2020 Hurricane Names

How Do Hurricanes Form?

Hurricane Categories

The Impact of a Storm Surge 1

The Impact of a Storm Surge 2

Hurricane Katrina's Storm Surge

Hurricane Hunters

Hurricane Hunters 3D Animation

Hurricane Safety Tips 

Hurricanes versus Typhoons and How to Stay Safe

Activity: First, you need to finish your Survival Guide by making a section about hurricanes. Second, write a creative story about what it would be like to be a Hurricane Hunter. Remember, this is a real job! If you'd like to send me a copy of your story so I can read it , that would be awesome!

Review and catch up: Did you have a family meeting to create a tornado safety plan? You might not always live in Bristow and you need to know how to stay safe! Check out this amazing video!

A Tornado Hits the Weather Channel

 I grew up in southern and northern California and moved to Mississippi, Arkansas, Texas, North Dakota, South Dakota, South Carolina, upstate New York near the Canadian border, and then Prince William and Fauquier counties in Virginia.  Just because northern Virginia doesn't get extreme weather doesn't mean you don't need to know how to keep yourself safe.  

April 14-June 1


Planning a Virtual Vacation

For this assignment, you’re going to plan a vacation and describe the weather in your location of choice.


1)       Your vacation location can be anywhere!  You’ll start your vacation on Sunday afternoon and end it when you return on Saturday.

2)      You must go to a real location. Go online and find real activities you can do on your vacation each day. Because you’ll be gone for a week, you must have at least five activities.  Going shopping for souvenirs or to the movies doesn’t count.  Going shopping only counts if it’s an experience unique to the culture of the place you’re visiting, such as visiting the Grand Bazaar in Istanbul, Turkey. You need to pick activities you can’t do at home. Be sure to describe each activity.

3)      Describe how you will arrive at your location and where you will stay. You will be going on this trip as a sixth grader with your family.

4)      Accurately describe the weather in your location each day. Just saying it “was nice outside” doesn’t count. You must have at least two types of precipitation. You need to identify and describe the clouds that created the precipitation.

5)      You will also need to accurately describe the high and low temperature of where you’ll be visiting. Describe the geographic features that helped create the temperatures.
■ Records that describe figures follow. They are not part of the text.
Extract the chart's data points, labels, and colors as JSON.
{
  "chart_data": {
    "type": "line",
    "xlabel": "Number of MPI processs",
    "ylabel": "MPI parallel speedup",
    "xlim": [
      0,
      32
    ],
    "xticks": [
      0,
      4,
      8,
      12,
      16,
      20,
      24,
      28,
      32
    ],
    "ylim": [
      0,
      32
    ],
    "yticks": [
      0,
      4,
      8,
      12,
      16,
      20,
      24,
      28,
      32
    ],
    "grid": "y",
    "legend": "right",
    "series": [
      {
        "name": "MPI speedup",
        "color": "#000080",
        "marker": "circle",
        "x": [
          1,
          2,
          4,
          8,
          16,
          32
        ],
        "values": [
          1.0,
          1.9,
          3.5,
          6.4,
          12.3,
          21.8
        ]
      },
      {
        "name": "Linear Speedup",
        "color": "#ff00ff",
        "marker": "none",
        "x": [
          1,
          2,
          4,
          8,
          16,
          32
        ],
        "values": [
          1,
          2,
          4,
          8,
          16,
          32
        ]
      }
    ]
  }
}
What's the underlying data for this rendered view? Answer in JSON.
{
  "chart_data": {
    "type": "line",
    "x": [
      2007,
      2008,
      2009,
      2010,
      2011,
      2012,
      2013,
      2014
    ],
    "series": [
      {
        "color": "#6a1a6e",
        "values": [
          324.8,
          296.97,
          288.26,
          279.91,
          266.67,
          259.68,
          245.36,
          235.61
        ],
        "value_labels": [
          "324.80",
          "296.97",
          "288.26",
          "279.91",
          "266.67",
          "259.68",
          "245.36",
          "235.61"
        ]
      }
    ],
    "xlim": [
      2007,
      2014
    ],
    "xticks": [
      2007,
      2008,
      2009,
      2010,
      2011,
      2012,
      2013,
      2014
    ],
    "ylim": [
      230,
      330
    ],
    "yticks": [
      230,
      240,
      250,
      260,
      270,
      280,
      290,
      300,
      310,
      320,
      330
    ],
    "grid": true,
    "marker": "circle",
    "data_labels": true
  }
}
6)      Add one type of extreme weather that could occur in that region and describe the steps you took to stay safe. Make sure the extreme weather you chose actually occurs in the area you’ll be visiting. 

7)      You do not have a budget for this trip.

8)      You can create this as a journal entry or as a Power Point presentation.

9)      Be neat, scientifically accurate, and creative! You need to be descriptive and provide plenty of information.


April 14 - 20          Pick your vacation spot, method of travel, and where you're going to stay. Start researching fun activities to do with your family.
April 21 - 27          Planning day 1 - Begin working on activity 1 and research what type of weather to expect in your location. 

April 28 - May 4   Planning day 2 - Begin working on activity 2 and describe the weather you'll have for both days that you'll be enjoying activities 1 and 2.

May 5 - 11             Planning day 3 - Begin working on activity 3 and describe the weather you'll experience.

May 12 - 18          Planning day 4 - Begin working on activity 4 and describe the weather you'll experience. Have you added in your severe weather yet and the steps you took to stay safe?

May 19 - 26           Planning day 5 - Begin working on activity 5 and describe the weather you'll experience. Make sure you've added in your severe weather and the steps you took to stay safe.

May 26 - June 1     Finish your project and send it to me via email as a Word document or power point. If you have a better method of delivery and a creative platform or format you'd like to use,  just let me know!

When you describe the weather, make sure you tell me how it was created: high or low pressure systems and cold, warm, or stationary fronts.